The film centres on the way that Owen’s lifelong special interest in Disney animated films has acted as a way for him to understand aspects of the neurotypical (non-autistic) world. It helps him to communicate and consider how other people might think differently from him.
His fascination is with the sidekicks, the support stars, the second on the bill. This makes sense as he is the younger sibling in the family, with a very charismatic, neurotypical brother. This detail illustrates the way many people on the spectrum think. I have seen time and again the way that special interests work for autistic people.
The film does a brilliant job of allowing us a glimpse of how, for Owen, Disney animations help make sense of a chaotic world. Of course, it presents some problems.

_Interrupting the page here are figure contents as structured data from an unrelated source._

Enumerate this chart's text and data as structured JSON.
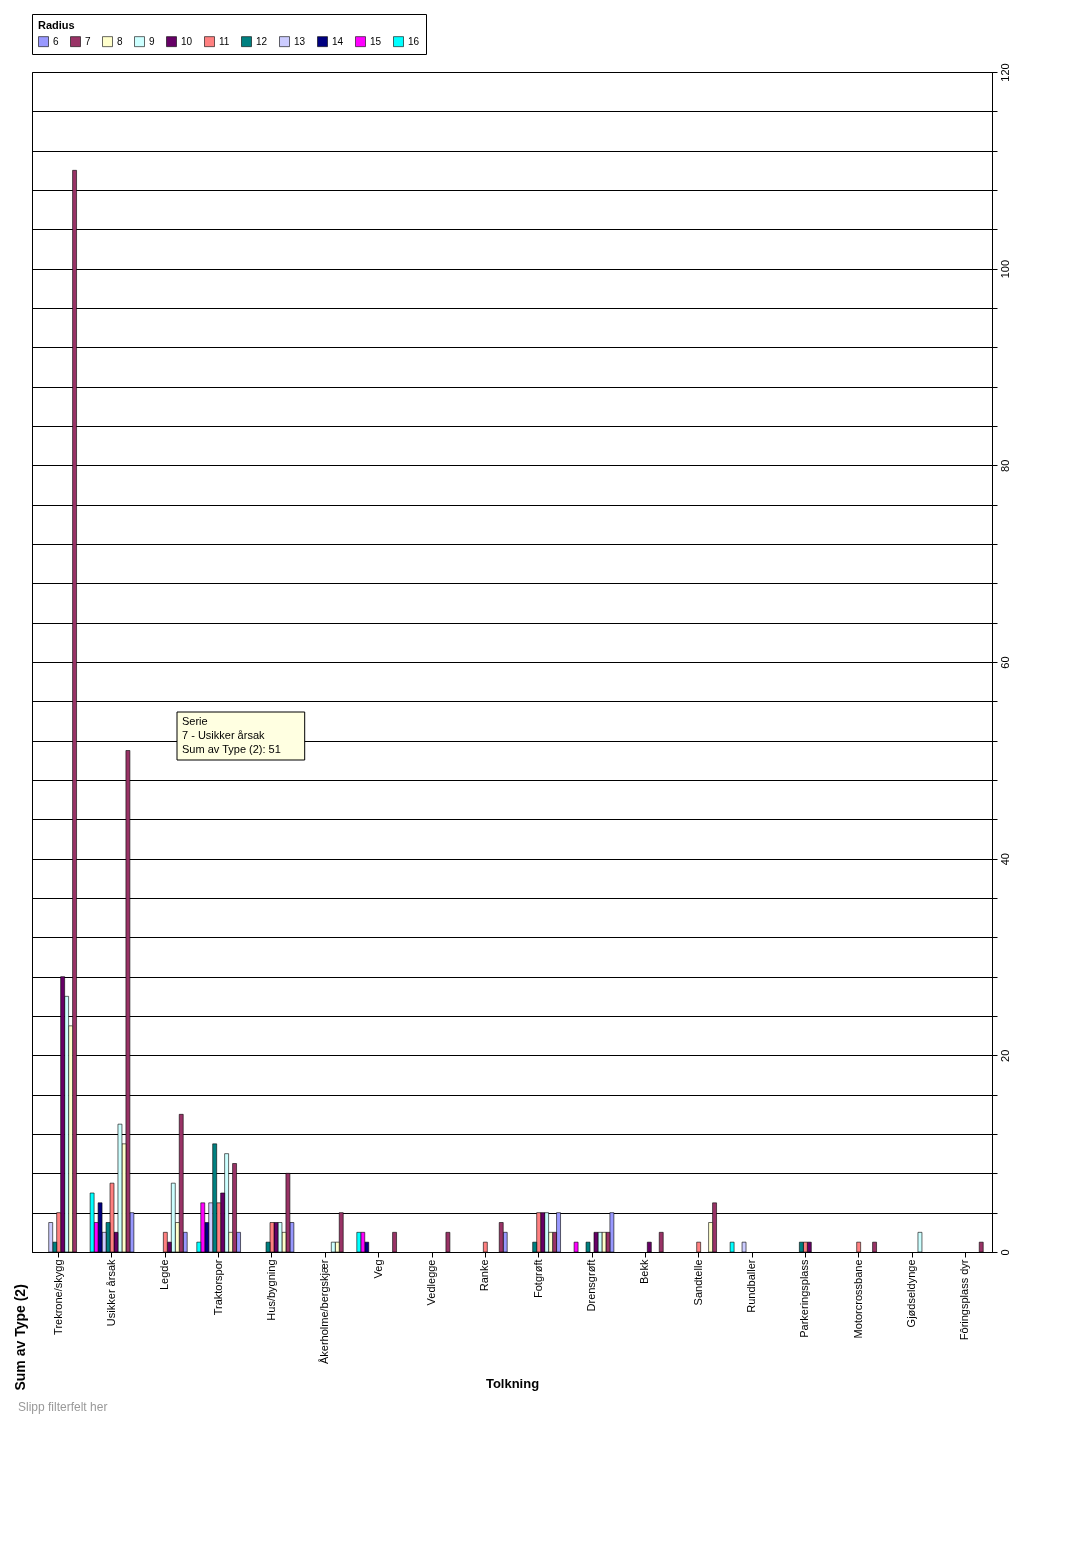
{
  "chart_data": {
    "type": "bar",
    "title": "Sum av Type (2)",
    "xlabel": "Tolkning",
    "legend_title": "Radius",
    "legend": "top",
    "grid": "y",
    "categories": [
      "Trekrone/skygg",
      "Usikker årsak",
      "Legde",
      "Traktorspor",
      "Hus/bygning",
      "Åkerholme/bergskjær",
      "Veg",
      "Vedlegge",
      "Ranke",
      "Fotgrøft",
      "Drensgrøft",
      "Bekk",
      "Sandtelle",
      "Rundballer",
      "Parkeringsplass",
      "Motorcrossbane",
      "Gjødseldynge",
      "Fôringsplass dyr"
    ],
    "ylim": [
      0,
      120
    ],
    "yticks": [
      0,
      {
        "value": 4,
        "label": null
      },
      {
        "value": 8,
        "label": null
      },
      {
        "value": 12,
        "label": null
      },
      {
        "value": 16,
        "label": null
      },
      20,
      {
        "value": 24,
        "label": null
      },
      {
        "value": 28,
        "label": null
      },
      {
        "value": 32,
        "label": null
      },
      {
        "value": 36,
        "label": null
      },
      40,
      {
        "value": 44,
        "label": null
      },
      {
        "value": 48,
        "label": null
      },
      {
        "value": 52,
        "label": null
      },
      {
        "value": 56,
        "label": null
      },
      60,
      {
        "value": 64,
        "label": null
      },
      {
        "value": 68,
        "label": null
      },
      {
        "value": 72,
        "label": null
      },
      {
        "value": 76,
        "label": null
      },
      80,
      {
        "value": 84,
        "label": null
      },
      {
        "value": 88,
        "label": null
      },
      {
        "value": 92,
        "label": null
      },
      {
        "value": 96,
        "label": null
      },
      100,
      {
        "value": 104,
        "label": null
      },
      {
        "value": 108,
        "label": null
      },
      {
        "value": 112,
        "label": null
      },
      {
        "value": 116,
        "label": null
      },
      120
    ],
    "series": [
      {
        "name": "6",
        "color": "#9999ff",
        "values": [
          null,
          4,
          2,
          2,
          3,
          null,
          null,
          null,
          2,
          4,
          4,
          null,
          null,
          null,
          null,
          null,
          null,
          null
        ]
      },
      {
        "name": "7",
        "color": "#993366",
        "values": [
          110,
          51,
          14,
          9,
          8,
          4,
          2,
          2,
          3,
          2,
          2,
          2,
          5,
          null,
          null,
          1,
          null,
          1
        ]
      },
      {
        "name": "8",
        "color": "#ffffcc",
        "values": [
          23,
          11,
          3,
          2,
          2,
          1,
          null,
          null,
          null,
          2,
          2,
          null,
          3,
          null,
          null,
          null,
          null,
          null
        ]
      },
      {
        "name": "9",
        "color": "#ccffff",
        "values": [
          26,
          13,
          7,
          10,
          3,
          1,
          null,
          null,
          null,
          4,
          2,
          null,
          null,
          null,
          null,
          null,
          2,
          null
        ]
      },
      {
        "name": "10",
        "color": "#660066",
        "values": [
          28,
          2,
          1,
          6,
          3,
          null,
          null,
          null,
          null,
          4,
          2,
          1,
          null,
          null,
          1,
          null,
          null,
          null
        ]
      },
      {
        "name": "11",
        "color": "#ff8080",
        "values": [
          4,
          7,
          2,
          5,
          3,
          null,
          null,
          null,
          1,
          4,
          null,
          null,
          1,
          null,
          1,
          1,
          null,
          null
        ]
      },
      {
        "name": "12",
        "color": "#008080",
        "values": [
          1,
          3,
          null,
          11,
          1,
          null,
          null,
          null,
          null,
          1,
          1,
          null,
          null,
          null,
          1,
          null,
          null,
          null
        ]
      },
      {
        "name": "13",
        "color": "#ccccff",
        "values": [
          3,
          2,
          null,
          5,
          null,
          null,
          null,
          null,
          null,
          null,
          null,
          null,
          null,
          1,
          null,
          null,
          null,
          null
        ]
      },
      {
        "name": "14",
        "color": "#000080",
        "values": [
          null,
          5,
          null,
          3,
          null,
          null,
          1,
          null,
          null,
          null,
          null,
          null,
          null,
          null,
          null,
          null,
          null,
          null
        ]
      },
      {
        "name": "15",
        "color": "#ff00ff",
        "values": [
          null,
          3,
          null,
          5,
          null,
          null,
          2,
          null,
          null,
          null,
          1,
          null,
          null,
          null,
          null,
          null,
          null,
          null
        ]
      },
      {
        "name": "16",
        "color": "#00ffff",
        "values": [
          null,
          6,
          null,
          1,
          null,
          null,
          2,
          null,
          null,
          null,
          null,
          null,
          null,
          1,
          null,
          null,
          null,
          null
        ]
      }
    ],
    "annotations": [
      "Serie\n7 - Usikker årsak\nSum av Type (2): 51",
      "Slipp filterfelt her"
    ]
  }
}
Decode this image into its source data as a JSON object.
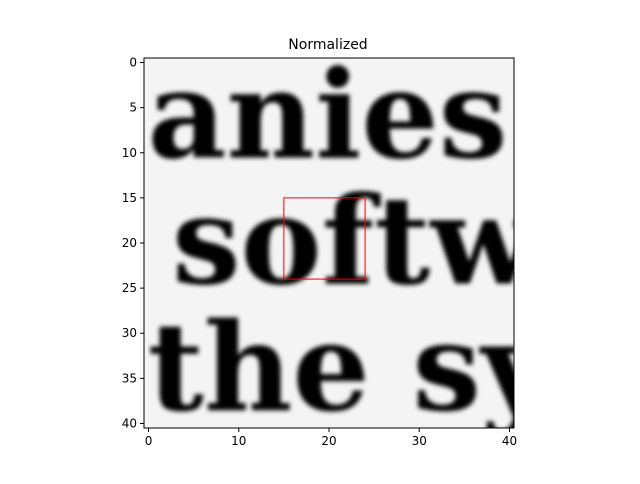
{
  "chart_data": {
    "type": "heatmap",
    "title": "Normalized",
    "xlabel": "",
    "ylabel": "",
    "xlim": [
      -0.5,
      40.5
    ],
    "ylim": [
      40.5,
      -0.5
    ],
    "xticks": [
      0,
      10,
      20,
      30,
      40
    ],
    "yticks": [
      0,
      5,
      10,
      15,
      20,
      25,
      30,
      35,
      40
    ],
    "colormap": "gray",
    "grid": false,
    "image_text_rows": [
      {
        "text": "anies  a",
        "baseline_y": 10.5
      },
      {
        "text": "softwa",
        "baseline_y": 24.5
      },
      {
        "text": "the  sys",
        "baseline_y": 38.5
      }
    ],
    "highlight_box": {
      "x0": 15,
      "y0": 15,
      "x1": 24,
      "y1": 24,
      "color": "#ff0000"
    }
  }
}
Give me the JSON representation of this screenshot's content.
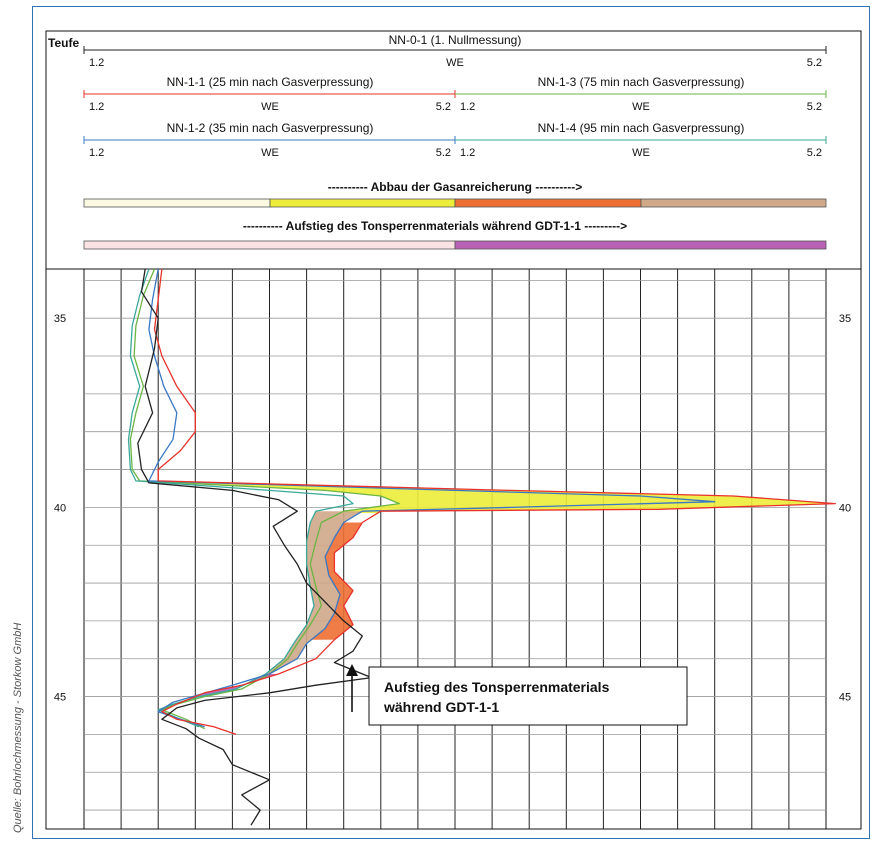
{
  "source_credit": "Quelle: Bohrlochmessung - Storkow GmbH",
  "header": {
    "depth_label": "Teufe",
    "tracks": [
      {
        "title": "NN-0-1 (1. Nullmessung)",
        "min": "1.2",
        "unit": "WE",
        "max": "5.2",
        "color": "#222222"
      },
      {
        "title": "NN-1-1 (25 min nach Gasverpressung)",
        "min": "1.2",
        "unit": "WE",
        "max": "5.2",
        "color": "#e8322a"
      },
      {
        "title": "NN-1-3 (75 min nach Gasverpressung)",
        "min": "1.2",
        "unit": "WE",
        "max": "5.2",
        "color": "#6bb544"
      },
      {
        "title": "NN-1-2 (35 min nach Gasverpressung)",
        "min": "1.2",
        "unit": "WE",
        "max": "5.2",
        "color": "#3a78c3"
      },
      {
        "title": "NN-1-4 (95 min nach Gasverpressung)",
        "min": "1.2",
        "unit": "WE",
        "max": "5.2",
        "color": "#3aa89a"
      }
    ],
    "gas_bar_label": "---------- Abbau der Gasanreicherung ---------->",
    "gas_bar_colors": [
      "#fbf9e2",
      "#ecec3a",
      "#ee6f33",
      "#cfa98a"
    ],
    "clay_bar_label": "---------- Aufstieg des Tonsperrenmaterials während GDT-1-1 --------->",
    "clay_bar_colors": [
      "#fbe3e3",
      "#b961b5"
    ]
  },
  "annotation": {
    "line1": "Aufstieg des Tonsperrenmaterials",
    "line2": "während GDT-1-1"
  },
  "chart_data": {
    "type": "line",
    "xlabel": "WE",
    "ylabel": "Teufe",
    "xlim": [
      1.2,
      5.2
    ],
    "ylim": [
      33.7,
      48.5
    ],
    "y_ticks": [
      "35",
      "40",
      "45"
    ],
    "y_inverted": true,
    "grid": true,
    "series": [
      {
        "name": "NN-0-1 (1. Nullmessung)",
        "color": "#222222",
        "points": [
          [
            1.53,
            33.7
          ],
          [
            1.51,
            34.3
          ],
          [
            1.6,
            35
          ],
          [
            1.58,
            35.8
          ],
          [
            1.53,
            36.8
          ],
          [
            1.57,
            37.5
          ],
          [
            1.49,
            38.3
          ],
          [
            1.51,
            39
          ],
          [
            1.55,
            39.35
          ],
          [
            2.0,
            39.55
          ],
          [
            2.25,
            39.8
          ],
          [
            2.35,
            40.1
          ],
          [
            2.22,
            40.5
          ],
          [
            2.28,
            41
          ],
          [
            2.35,
            41.5
          ],
          [
            2.4,
            42
          ],
          [
            2.5,
            42.5
          ],
          [
            2.6,
            43
          ],
          [
            2.7,
            43.4
          ],
          [
            2.65,
            43.8
          ],
          [
            2.55,
            44.1
          ],
          [
            2.75,
            44.5
          ],
          [
            2.45,
            44.7
          ],
          [
            2.2,
            44.9
          ],
          [
            1.85,
            45.1
          ],
          [
            1.7,
            45.3
          ],
          [
            1.62,
            45.6
          ],
          [
            1.75,
            45.85
          ],
          [
            1.82,
            46.1
          ],
          [
            1.95,
            46.4
          ],
          [
            2.0,
            46.8
          ],
          [
            2.2,
            47.2
          ],
          [
            2.05,
            47.6
          ],
          [
            2.15,
            48
          ],
          [
            2.1,
            48.4
          ]
        ]
      },
      {
        "name": "NN-1-1 (25 min nach Gasverpressung)",
        "color": "#e8322a",
        "points": [
          [
            1.62,
            33.7
          ],
          [
            1.6,
            34.5
          ],
          [
            1.58,
            35.3
          ],
          [
            1.62,
            36
          ],
          [
            1.7,
            36.8
          ],
          [
            1.8,
            37.5
          ],
          [
            1.8,
            38
          ],
          [
            1.72,
            38.5
          ],
          [
            1.6,
            39
          ],
          [
            1.6,
            39.3
          ],
          [
            3.5,
            39.55
          ],
          [
            4.7,
            39.7
          ],
          [
            5.25,
            39.9
          ],
          [
            4.3,
            40.05
          ],
          [
            2.8,
            40.1
          ],
          [
            2.7,
            40.4
          ],
          [
            2.65,
            40.8
          ],
          [
            2.55,
            41.2
          ],
          [
            2.55,
            41.7
          ],
          [
            2.65,
            42.2
          ],
          [
            2.6,
            42.6
          ],
          [
            2.65,
            43.1
          ],
          [
            2.55,
            43.5
          ],
          [
            2.45,
            44
          ],
          [
            2.25,
            44.4
          ],
          [
            2.05,
            44.7
          ],
          [
            1.85,
            44.9
          ],
          [
            1.7,
            45.2
          ],
          [
            1.62,
            45.4
          ],
          [
            1.7,
            45.6
          ],
          [
            1.9,
            45.8
          ],
          [
            2.02,
            46
          ]
        ]
      },
      {
        "name": "NN-1-3 (75 min nach Gasverpressung)",
        "color": "#6bb544",
        "points": [
          [
            1.58,
            33.7
          ],
          [
            1.52,
            34.4
          ],
          [
            1.48,
            35.2
          ],
          [
            1.47,
            36
          ],
          [
            1.52,
            36.8
          ],
          [
            1.48,
            37.5
          ],
          [
            1.45,
            38.2
          ],
          [
            1.46,
            39
          ],
          [
            1.5,
            39.3
          ],
          [
            2.5,
            39.55
          ],
          [
            2.8,
            39.7
          ],
          [
            2.9,
            39.9
          ],
          [
            2.6,
            40.1
          ],
          [
            2.48,
            40.4
          ],
          [
            2.45,
            40.9
          ],
          [
            2.42,
            41.5
          ],
          [
            2.45,
            42.1
          ],
          [
            2.48,
            42.6
          ],
          [
            2.42,
            43.1
          ],
          [
            2.35,
            43.6
          ],
          [
            2.3,
            44
          ],
          [
            2.2,
            44.4
          ],
          [
            2.05,
            44.8
          ],
          [
            1.85,
            45
          ],
          [
            1.7,
            45.2
          ],
          [
            1.62,
            45.35
          ],
          [
            1.75,
            45.6
          ],
          [
            1.85,
            45.85
          ]
        ]
      },
      {
        "name": "NN-1-2 (35 min nach Gasverpressung)",
        "color": "#3a78c3",
        "points": [
          [
            1.6,
            33.7
          ],
          [
            1.57,
            34.5
          ],
          [
            1.55,
            35.3
          ],
          [
            1.58,
            36
          ],
          [
            1.63,
            36.8
          ],
          [
            1.7,
            37.5
          ],
          [
            1.68,
            38.2
          ],
          [
            1.6,
            38.8
          ],
          [
            1.55,
            39.3
          ],
          [
            3.2,
            39.55
          ],
          [
            4.2,
            39.7
          ],
          [
            4.6,
            39.85
          ],
          [
            3.5,
            40
          ],
          [
            2.7,
            40.1
          ],
          [
            2.6,
            40.4
          ],
          [
            2.55,
            40.8
          ],
          [
            2.5,
            41.3
          ],
          [
            2.52,
            41.8
          ],
          [
            2.58,
            42.3
          ],
          [
            2.55,
            42.8
          ],
          [
            2.5,
            43.2
          ],
          [
            2.4,
            43.6
          ],
          [
            2.35,
            44
          ],
          [
            2.2,
            44.4
          ],
          [
            2.0,
            44.7
          ],
          [
            1.82,
            44.95
          ],
          [
            1.68,
            45.15
          ],
          [
            1.6,
            45.4
          ],
          [
            1.72,
            45.6
          ],
          [
            1.85,
            45.8
          ]
        ]
      },
      {
        "name": "NN-1-4 (95 min nach Gasverpressung)",
        "color": "#3aa89a",
        "points": [
          [
            1.55,
            33.7
          ],
          [
            1.5,
            34.4
          ],
          [
            1.46,
            35.2
          ],
          [
            1.45,
            36
          ],
          [
            1.5,
            36.8
          ],
          [
            1.46,
            37.5
          ],
          [
            1.44,
            38.2
          ],
          [
            1.45,
            39
          ],
          [
            1.48,
            39.3
          ],
          [
            2.2,
            39.55
          ],
          [
            2.6,
            39.7
          ],
          [
            2.65,
            39.9
          ],
          [
            2.45,
            40.1
          ],
          [
            2.42,
            40.4
          ],
          [
            2.4,
            40.9
          ],
          [
            2.4,
            41.5
          ],
          [
            2.42,
            42.1
          ],
          [
            2.44,
            42.6
          ],
          [
            2.4,
            43.1
          ],
          [
            2.33,
            43.6
          ],
          [
            2.28,
            44
          ],
          [
            2.18,
            44.4
          ],
          [
            2.02,
            44.8
          ],
          [
            1.82,
            45
          ],
          [
            1.68,
            45.2
          ],
          [
            1.6,
            45.35
          ],
          [
            1.72,
            45.6
          ],
          [
            1.82,
            45.8
          ]
        ]
      }
    ]
  }
}
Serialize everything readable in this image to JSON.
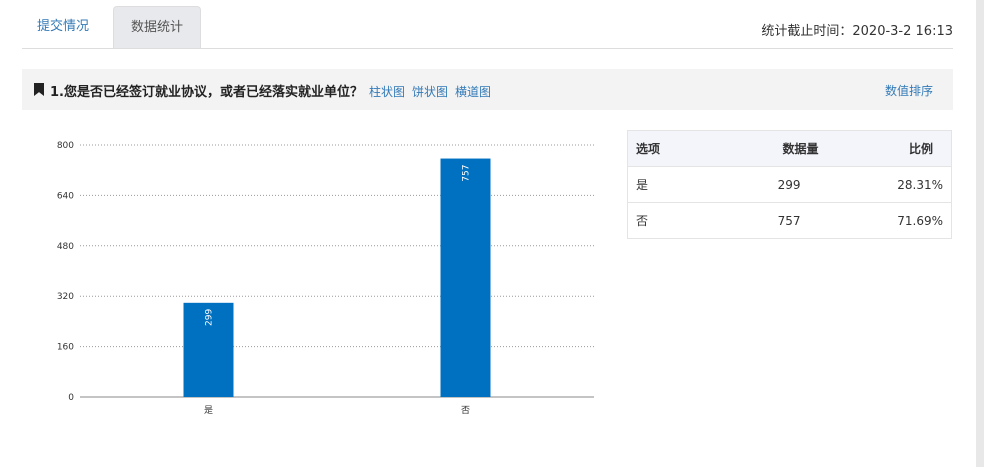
{
  "tabs": [
    {
      "label": "提交情况"
    },
    {
      "label": "数据统计"
    }
  ],
  "stat_time": "统计截止时间：2020-3-2 16:13",
  "question": {
    "title": "1.您是否已经签订就业协议，或者已经落实就业单位？",
    "links": [
      "柱状图",
      "饼状图",
      "横道图"
    ],
    "sort_label": "数值排序"
  },
  "table": {
    "headers": [
      "选项",
      "数据量",
      "比例"
    ],
    "rows": [
      [
        "是",
        "299",
        "28.31%"
      ],
      [
        "否",
        "757",
        "71.69%"
      ]
    ]
  },
  "chart_data": {
    "type": "bar",
    "categories": [
      "是",
      "否"
    ],
    "values": [
      299,
      757
    ],
    "ylim": [
      0,
      800
    ],
    "yticks": [
      0,
      160,
      320,
      480,
      640,
      800
    ],
    "grid": true,
    "bar_color": "#0070c0"
  }
}
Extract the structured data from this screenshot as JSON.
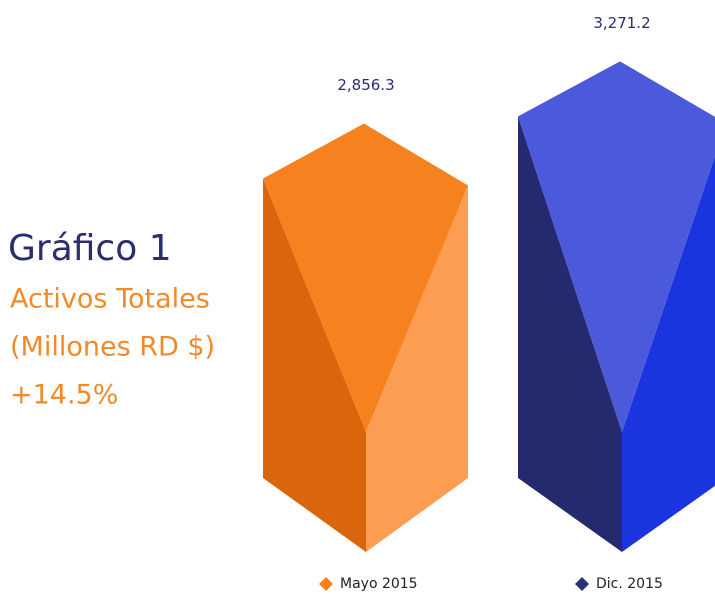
{
  "chart_data": {
    "type": "bar",
    "title": "Gráfico 1",
    "subtitle": [
      "Activos Totales",
      "(Millones RD $)",
      "+14.5%"
    ],
    "categories": [
      "Mayo 2015",
      "Dic. 2015"
    ],
    "values": [
      2856.3,
      3271.2
    ],
    "value_labels": [
      "2,856.3",
      "3,271.2"
    ],
    "colors": [
      {
        "top": "#f5821f",
        "left": "#d9650c",
        "right": "#fd9d51",
        "legend": "#f5821f"
      },
      {
        "top": "#4a5adb",
        "left": "#252a6e",
        "right": "#1a35e0",
        "legend": "#2a2f7a"
      }
    ]
  }
}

He falls in love, for example, and things don’t end happily ever after. Disney has left him completely unprepared for the pain of breaking up — just as it has when his brother tries to talk to him about sex and he has no conception of anything more passionate than a kiss.
Nevertheless, I was disappointed by the film in two ways. The first and least important is that, despite featuring passages of beautiful animation, the film doesn’t go further visually and aurally to explore some of the sensory differences autistic people experience.
My other criticism is more structural. Suskind is a famous American journalist. He more commonly writes about politics and has won a Pulitzer prize. This means that we see Owen growing up in a very comfortable environment. We learn that Owen has seven therapists who help him with all aspects of living with autism, all of whom work with him one-to-one on a daily basis. His progress is, of course, dramatic.
But there is no reference in the film to the brutal treatment of children with autism who do not have the kind of parents who can afford to employ such an array of therapists. Parents often lose the right to any therapy for their kids if their medical insurance changes, or have to sell their homes or give up work to move to states that are better funded.
Many end up medicating their children, especially as they get older, in order to deal with violent meltdowns because they cannot afford the therapies and equipment that would enable their child to communicate, preventing their frustration getting out of control.
Suskind is a liberal, and the family clearly love Owen to bits. They are accepting of his autism as something fundamental to his identity. Unlike many families, particularly in the US, they are not using behaviourist methods to train the things that make Owen look autistic out of him.
However, I think given the opportunity this film presents the film’s makers could have been more critical of a healthcare and education system that leaves the poor high and dry and denies children the opportunities Owen has had.